Aimless, goalless, nothingness

When we first came to Italy, we did nothing.  Well, obviously we did things, but we had no jobs, no reason to get up in the morning, to leave the house (apart from the dog and buying food).  We had money.  It was the plan.  It was what we had decided to do.  Nothing.  Just be there.  See how life was.  See what would happen in the future.

It was great.  It was lovely to spend so much time together without the need to do something else, to HAVE to be somewhere, to HAVE to do something apart, to HAVE to answer to anyone.  We soaked up the atmosphere, breathed the air, thick with new and particularly Italian smells, heard the sounds, the gabbling in a language that meant we heard one, very long, word and watched the strangeness of it all.

Of course it wasn’t real.  Not real life, anyway.  And then, we started to meet people and speak to them.  And there was a big problem.  If you’ve seen the film ‘About A Boy’, you’ll understand.  But, I think, only if you’ve been in that situation can you understand.

When people ask you ‘And, what do you do?’ and you respond ‘Nothing’, there’s the problem.  How do they respond?  As a culture we are not able to respond to ‘Nothing’.  Everyone is supposed to do something.  Even ‘unemployed’ is something.  Only ‘Nothing’ is nothing.  And ‘Nothing’ is not allowed.  Not permitted.  ‘Nothing’ is lazy, aimless, as if you are useless, surplus to the requirements of this world.  Why are you here, if to do nothing?  Why do you go on, if nothing is your goal?

So, I became uncomfortable.  Not for myself, but for others.  Uncomfortable with their uncomfortableness.  They were like small children when they are being asked ‘Why did you do that?’ when they knew the answer they had was not an answer at all.  They fidgeted, looked away, had no words to say.  It made me feel guilty.  So, for a while, I used to add that I looked after some websites, did some volunteer work, etc., etc.

And then I stopped saying ‘Nothing’, but used to launch straight into the things I could think of that I did.  The things that made me a real person and not just some loafer.

And now?  Well now I have a job.  Now I go to work every Monday to Friday.  I work on Saturday on the websites (or in the evening, if it is important).  And now I say that I had to do something because I got bored.  And yes, that’s true, in some way but the reality is that, given the money, I would do the same again.  That time was wonderful.  Why should I have to do anything?  Why should I have a ‘five-year plan’ or even a ‘six-month’ plan?  We had a great time for nearly two years and I wish that had lasted forever.

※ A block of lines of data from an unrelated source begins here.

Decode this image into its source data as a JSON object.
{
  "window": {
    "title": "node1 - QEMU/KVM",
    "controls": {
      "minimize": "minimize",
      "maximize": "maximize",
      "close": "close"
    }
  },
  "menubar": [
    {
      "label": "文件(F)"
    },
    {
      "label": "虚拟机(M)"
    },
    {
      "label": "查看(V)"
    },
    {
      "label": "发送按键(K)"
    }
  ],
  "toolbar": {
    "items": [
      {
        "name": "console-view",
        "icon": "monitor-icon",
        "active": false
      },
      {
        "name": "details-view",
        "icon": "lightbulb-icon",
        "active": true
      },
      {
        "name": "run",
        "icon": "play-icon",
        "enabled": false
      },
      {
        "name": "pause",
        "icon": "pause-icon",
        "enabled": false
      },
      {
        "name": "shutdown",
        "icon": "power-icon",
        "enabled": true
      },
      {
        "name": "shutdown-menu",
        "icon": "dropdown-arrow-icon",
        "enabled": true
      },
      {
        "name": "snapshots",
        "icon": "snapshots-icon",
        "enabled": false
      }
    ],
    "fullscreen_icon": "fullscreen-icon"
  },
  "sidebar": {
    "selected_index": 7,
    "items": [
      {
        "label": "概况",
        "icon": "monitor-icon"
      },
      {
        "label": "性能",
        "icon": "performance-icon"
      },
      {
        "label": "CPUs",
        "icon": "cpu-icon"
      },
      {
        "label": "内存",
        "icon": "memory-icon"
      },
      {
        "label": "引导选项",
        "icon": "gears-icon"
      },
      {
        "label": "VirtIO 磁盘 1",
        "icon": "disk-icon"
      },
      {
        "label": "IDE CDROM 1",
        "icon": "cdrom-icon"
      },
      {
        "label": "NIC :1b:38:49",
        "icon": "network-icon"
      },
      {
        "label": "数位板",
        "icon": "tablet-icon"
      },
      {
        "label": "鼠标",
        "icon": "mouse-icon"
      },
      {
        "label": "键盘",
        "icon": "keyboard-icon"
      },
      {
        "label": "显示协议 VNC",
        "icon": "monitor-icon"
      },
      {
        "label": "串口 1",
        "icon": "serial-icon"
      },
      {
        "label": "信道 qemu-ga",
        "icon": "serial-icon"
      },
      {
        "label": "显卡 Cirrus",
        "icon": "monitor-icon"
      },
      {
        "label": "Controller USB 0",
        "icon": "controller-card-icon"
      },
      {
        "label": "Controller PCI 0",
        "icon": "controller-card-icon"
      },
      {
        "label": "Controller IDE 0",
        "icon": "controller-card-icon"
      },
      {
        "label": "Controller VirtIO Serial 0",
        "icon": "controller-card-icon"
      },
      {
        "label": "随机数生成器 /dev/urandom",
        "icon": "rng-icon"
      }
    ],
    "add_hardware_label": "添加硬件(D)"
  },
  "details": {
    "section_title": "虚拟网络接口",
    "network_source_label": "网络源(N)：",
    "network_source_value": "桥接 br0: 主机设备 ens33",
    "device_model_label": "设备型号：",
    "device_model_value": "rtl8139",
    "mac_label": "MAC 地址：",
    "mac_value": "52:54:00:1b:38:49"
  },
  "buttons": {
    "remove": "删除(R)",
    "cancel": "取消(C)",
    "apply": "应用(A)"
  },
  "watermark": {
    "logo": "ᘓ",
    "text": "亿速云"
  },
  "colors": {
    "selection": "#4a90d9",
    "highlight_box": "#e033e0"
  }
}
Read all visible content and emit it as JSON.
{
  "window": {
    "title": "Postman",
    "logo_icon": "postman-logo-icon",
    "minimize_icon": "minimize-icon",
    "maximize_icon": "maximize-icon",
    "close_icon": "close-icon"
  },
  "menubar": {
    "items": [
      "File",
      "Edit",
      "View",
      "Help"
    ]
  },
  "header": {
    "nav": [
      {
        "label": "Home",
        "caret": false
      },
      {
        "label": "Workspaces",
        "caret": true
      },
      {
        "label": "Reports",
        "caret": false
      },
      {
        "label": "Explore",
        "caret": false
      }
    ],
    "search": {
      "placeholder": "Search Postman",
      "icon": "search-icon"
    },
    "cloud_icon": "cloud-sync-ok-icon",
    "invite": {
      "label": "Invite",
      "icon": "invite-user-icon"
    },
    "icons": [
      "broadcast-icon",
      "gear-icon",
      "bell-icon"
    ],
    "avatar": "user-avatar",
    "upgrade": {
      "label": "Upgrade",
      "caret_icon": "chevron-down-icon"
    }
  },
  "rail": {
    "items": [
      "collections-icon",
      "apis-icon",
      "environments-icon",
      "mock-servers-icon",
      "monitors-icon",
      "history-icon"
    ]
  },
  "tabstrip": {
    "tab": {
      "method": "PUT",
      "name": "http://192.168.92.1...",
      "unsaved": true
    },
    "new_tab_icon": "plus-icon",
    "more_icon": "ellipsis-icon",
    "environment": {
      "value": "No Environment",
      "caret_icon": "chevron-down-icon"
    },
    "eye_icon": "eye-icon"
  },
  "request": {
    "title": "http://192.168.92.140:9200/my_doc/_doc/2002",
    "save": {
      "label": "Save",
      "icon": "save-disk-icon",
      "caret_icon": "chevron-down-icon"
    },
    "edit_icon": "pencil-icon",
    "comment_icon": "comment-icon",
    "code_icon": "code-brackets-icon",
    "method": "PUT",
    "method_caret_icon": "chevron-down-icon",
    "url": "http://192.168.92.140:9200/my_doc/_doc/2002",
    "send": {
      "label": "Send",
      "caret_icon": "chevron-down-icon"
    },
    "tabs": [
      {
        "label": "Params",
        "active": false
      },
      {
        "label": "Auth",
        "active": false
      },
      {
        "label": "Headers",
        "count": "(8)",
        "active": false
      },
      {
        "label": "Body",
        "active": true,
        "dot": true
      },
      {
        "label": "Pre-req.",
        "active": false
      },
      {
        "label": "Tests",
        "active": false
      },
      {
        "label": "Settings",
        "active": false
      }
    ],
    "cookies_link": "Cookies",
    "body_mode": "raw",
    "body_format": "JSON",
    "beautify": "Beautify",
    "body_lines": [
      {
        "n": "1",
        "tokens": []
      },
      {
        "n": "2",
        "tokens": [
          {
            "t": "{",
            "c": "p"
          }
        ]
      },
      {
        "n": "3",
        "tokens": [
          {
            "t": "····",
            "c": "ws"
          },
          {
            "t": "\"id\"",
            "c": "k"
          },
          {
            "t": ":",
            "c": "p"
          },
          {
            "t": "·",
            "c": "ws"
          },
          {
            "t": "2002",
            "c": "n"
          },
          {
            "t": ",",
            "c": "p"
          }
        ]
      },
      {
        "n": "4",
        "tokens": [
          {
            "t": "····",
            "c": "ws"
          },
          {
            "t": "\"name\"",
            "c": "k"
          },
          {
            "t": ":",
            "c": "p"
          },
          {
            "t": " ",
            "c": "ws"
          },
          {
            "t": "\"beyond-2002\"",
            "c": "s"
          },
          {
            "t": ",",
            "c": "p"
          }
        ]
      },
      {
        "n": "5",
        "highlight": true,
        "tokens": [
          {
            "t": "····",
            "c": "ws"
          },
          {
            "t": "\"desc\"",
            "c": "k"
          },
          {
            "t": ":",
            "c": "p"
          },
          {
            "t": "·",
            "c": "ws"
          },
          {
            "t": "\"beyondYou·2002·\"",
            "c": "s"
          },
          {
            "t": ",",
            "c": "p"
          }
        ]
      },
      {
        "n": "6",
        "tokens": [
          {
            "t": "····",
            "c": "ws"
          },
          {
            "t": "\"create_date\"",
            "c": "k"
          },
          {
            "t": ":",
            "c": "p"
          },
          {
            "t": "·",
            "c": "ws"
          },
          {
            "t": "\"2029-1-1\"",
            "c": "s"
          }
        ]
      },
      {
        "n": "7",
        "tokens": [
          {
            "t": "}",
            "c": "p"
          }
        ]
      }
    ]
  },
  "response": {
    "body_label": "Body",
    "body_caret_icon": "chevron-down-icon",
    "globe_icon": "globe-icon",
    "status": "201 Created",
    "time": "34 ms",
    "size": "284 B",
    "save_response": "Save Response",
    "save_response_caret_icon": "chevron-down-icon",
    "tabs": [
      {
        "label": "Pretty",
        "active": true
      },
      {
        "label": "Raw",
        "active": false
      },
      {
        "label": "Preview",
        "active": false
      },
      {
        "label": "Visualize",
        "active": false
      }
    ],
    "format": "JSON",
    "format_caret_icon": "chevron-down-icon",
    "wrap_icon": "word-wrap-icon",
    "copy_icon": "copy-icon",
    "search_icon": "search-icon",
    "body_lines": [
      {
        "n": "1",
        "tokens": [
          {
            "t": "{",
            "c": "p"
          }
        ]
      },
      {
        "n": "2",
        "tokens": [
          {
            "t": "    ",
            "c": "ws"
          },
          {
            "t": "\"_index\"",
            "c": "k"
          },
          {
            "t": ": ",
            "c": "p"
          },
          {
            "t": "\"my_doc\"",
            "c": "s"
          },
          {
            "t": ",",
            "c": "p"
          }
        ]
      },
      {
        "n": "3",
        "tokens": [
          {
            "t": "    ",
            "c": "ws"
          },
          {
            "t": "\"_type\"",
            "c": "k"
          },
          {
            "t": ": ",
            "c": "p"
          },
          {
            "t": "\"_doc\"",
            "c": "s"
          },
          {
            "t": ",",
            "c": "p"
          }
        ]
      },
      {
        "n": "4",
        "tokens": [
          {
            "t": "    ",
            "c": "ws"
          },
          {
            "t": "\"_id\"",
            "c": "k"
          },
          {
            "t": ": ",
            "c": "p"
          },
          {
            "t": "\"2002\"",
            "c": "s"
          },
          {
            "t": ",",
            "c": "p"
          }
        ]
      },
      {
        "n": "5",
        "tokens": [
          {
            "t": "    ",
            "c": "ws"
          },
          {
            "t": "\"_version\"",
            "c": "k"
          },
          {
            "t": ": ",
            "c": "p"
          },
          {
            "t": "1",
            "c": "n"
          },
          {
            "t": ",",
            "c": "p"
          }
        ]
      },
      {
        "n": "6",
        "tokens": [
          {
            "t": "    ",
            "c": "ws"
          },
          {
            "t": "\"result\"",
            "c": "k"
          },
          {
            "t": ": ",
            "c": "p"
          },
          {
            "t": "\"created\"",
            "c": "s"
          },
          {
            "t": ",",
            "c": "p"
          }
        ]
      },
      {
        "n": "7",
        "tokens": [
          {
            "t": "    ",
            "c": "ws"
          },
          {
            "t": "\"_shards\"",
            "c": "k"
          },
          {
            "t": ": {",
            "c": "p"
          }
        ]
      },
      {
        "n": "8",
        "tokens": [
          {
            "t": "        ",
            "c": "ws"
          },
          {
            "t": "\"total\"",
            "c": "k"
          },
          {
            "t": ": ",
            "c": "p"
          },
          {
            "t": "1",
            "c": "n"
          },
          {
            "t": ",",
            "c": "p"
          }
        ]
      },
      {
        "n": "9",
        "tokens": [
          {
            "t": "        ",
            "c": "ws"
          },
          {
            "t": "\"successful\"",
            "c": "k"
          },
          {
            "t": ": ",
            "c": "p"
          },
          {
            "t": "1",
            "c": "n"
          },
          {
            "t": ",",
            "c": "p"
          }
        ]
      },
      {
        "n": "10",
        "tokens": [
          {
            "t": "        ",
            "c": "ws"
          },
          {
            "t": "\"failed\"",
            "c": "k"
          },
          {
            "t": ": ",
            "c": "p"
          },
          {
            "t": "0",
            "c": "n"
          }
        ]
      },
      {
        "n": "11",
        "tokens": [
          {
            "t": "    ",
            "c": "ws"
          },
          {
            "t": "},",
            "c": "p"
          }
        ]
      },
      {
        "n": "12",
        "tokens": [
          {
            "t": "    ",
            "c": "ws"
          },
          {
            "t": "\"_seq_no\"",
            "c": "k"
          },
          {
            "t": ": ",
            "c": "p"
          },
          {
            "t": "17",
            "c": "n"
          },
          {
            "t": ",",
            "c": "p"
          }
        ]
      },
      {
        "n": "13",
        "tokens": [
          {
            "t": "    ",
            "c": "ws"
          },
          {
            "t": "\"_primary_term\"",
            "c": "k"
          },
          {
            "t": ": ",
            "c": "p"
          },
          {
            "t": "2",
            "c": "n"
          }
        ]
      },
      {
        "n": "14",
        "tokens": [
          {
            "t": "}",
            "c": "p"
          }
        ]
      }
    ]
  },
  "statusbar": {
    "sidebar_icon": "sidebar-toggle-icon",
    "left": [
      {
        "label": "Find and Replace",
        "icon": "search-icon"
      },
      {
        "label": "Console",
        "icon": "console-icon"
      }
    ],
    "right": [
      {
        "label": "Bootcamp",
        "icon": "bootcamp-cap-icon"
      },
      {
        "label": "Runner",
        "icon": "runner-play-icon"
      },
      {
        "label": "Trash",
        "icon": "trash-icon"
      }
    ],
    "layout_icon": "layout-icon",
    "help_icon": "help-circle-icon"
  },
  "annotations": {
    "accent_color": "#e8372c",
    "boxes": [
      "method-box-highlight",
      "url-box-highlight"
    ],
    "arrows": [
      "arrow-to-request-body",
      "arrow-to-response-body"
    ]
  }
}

But now I answer ‘I am a Project Manager’.  I am defined.  People can place me in the world, in their world.  I am real.  There are a string of questions that follow the statement.  They are happy.  I feel no guilt except, perhaps, when people say things like ‘Do you enjoy it?’, ‘How long will you stay there?’, ‘Have you given up your other stuff?’ or, in particular, ‘What’s the plan?’. ‘ I have to hide the truth, because the truth doesn’t make them happy.

My thanks to Corpodibacco, without whom I would not have remembered these thoughts.